Poles apart

Olga Torkarczuk claims her place among the greats of Polish letters with House of Day, House of Night

House of Day, House of Night
House of Day, House of Night (Writings from an Unbound Europe)

What other nation can boast two living Nobel laureates – Wislawa Szymborska and Czeslaw Milosz – and, in the late Zbigniew Herbert, a poet at least their equal? Add to these Ryszard Kapuscinski, Slawomir Mrozek and Pawel Huelle and the debt we owe to Polish letters becomes clear. It’s a distinctive list that draws on a powerful collective faith and an irony that often seems the only sane approach to the cruel joke of Polish history.

With House of Day, House of Night, her first full-length work here, Olga Tokarczuk can rightfully take her place among these writers. It is not so much a novel as a collection of linked short narratives, found stories, hagiography and incidental observations and is a delight to read – wonderfully inventive and by turns comic, tragic and wise.

The narrator arrives to live with her husband, R, in a small village in the west of Poland. In no particular order she pieces together the stories of the local community and the wider history that informs them.

This being Poland, the village’s history is by no means straightforward. It is just yards from the Czech border. Villagers can hear Czech discos; are watched by Czech border guards; the short cut into town takes them through Czech territory. But the people are not indigenous. They are Poles who, after the war, left the old Polish lands of the east – the newly Sovietised territories of Belorussia and Lithuania – and took up residence in the west, occupying houses that had just been vacated by Germans fleeing to the new borders of post-Nazi Germany.

These absent Germans make up one of the many recurring motifs of the book. Their hastily buried chattels are frequently dug up in the forest or the fields; as frail visitors they keep turning up to see their native land again before they die (in one case, as they die).
Tokarczuk’s most successful sections are the quick, invariably unhappy portraits that help make up the local mythology.

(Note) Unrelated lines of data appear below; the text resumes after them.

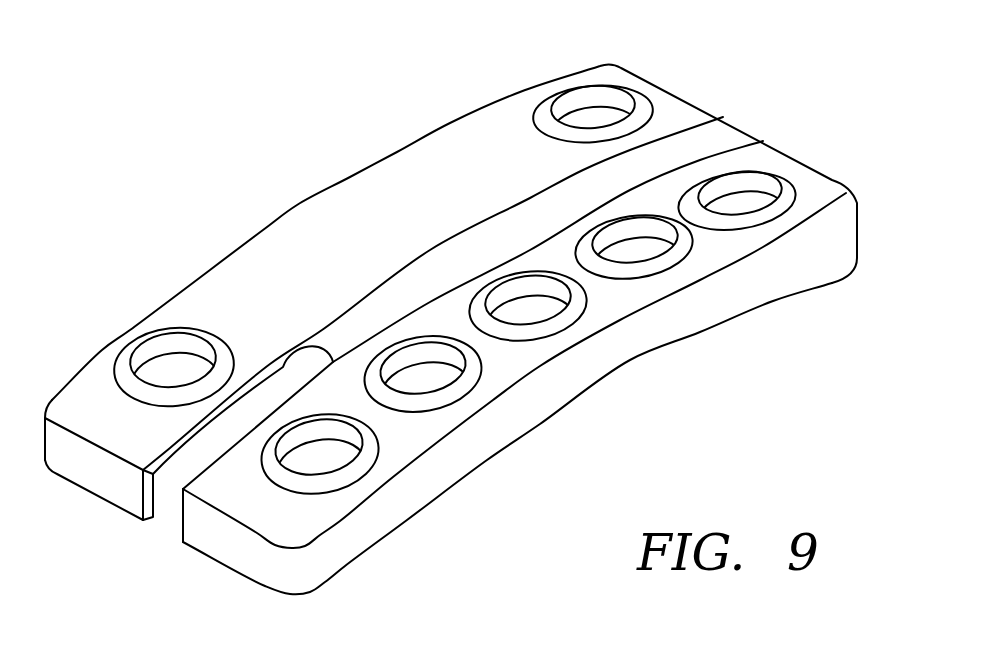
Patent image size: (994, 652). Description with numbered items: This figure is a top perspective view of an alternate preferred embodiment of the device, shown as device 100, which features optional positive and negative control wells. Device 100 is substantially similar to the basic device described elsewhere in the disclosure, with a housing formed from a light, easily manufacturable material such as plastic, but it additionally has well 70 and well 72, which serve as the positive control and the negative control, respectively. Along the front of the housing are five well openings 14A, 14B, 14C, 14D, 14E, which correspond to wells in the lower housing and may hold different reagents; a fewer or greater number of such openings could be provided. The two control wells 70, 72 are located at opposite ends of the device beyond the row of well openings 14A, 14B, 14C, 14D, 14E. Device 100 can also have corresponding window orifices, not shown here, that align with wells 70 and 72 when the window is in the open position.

The device 100 is at (718, 78).
The well 70 is at (117, 368).
The well 72 is at (540, 102).
The well opening 14A is at (365, 458).
The well opening 14B is at (467, 385).
The well opening 14C is at (567, 320).
The well opening 14D is at (673, 263).
The well opening 14E is at (787, 203).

Marek Marek was a drunk who discovered he had shared his body with a terrified bird; after a few botched attempts, he hangs himself. Franz Frost had nightmares transmitted to him from a newly-discovered planet; to protect himself he carved a hat from ash wood; come the war, he refused to swap the hat for a helmet and was killed. His son died from eating a poisoned mushroom and the story of the Frosts ends, as do several others, with a recipe for preparing supposedly toxic amanitas.

If this sounds fanciful, it is not. Tokarczuk’s prose is simple and unadorned. She tells her stories with a natural fluency that easily accommodates the hopes, drudgery and absurdities of the world she is describing. Real lives mingle with the imagined, dreams with day, past with present in an entirely plausible way. A lot of nasty things happen and many people die but the tone is by no means gloomy in tone. As Marta, the voice of folk wisdom in the book, points out: ‘If death were nothing but bad, people would stop dying immediately.’ House of Day, House of Night opens its doors on a very fresh and vibrant Polish talent.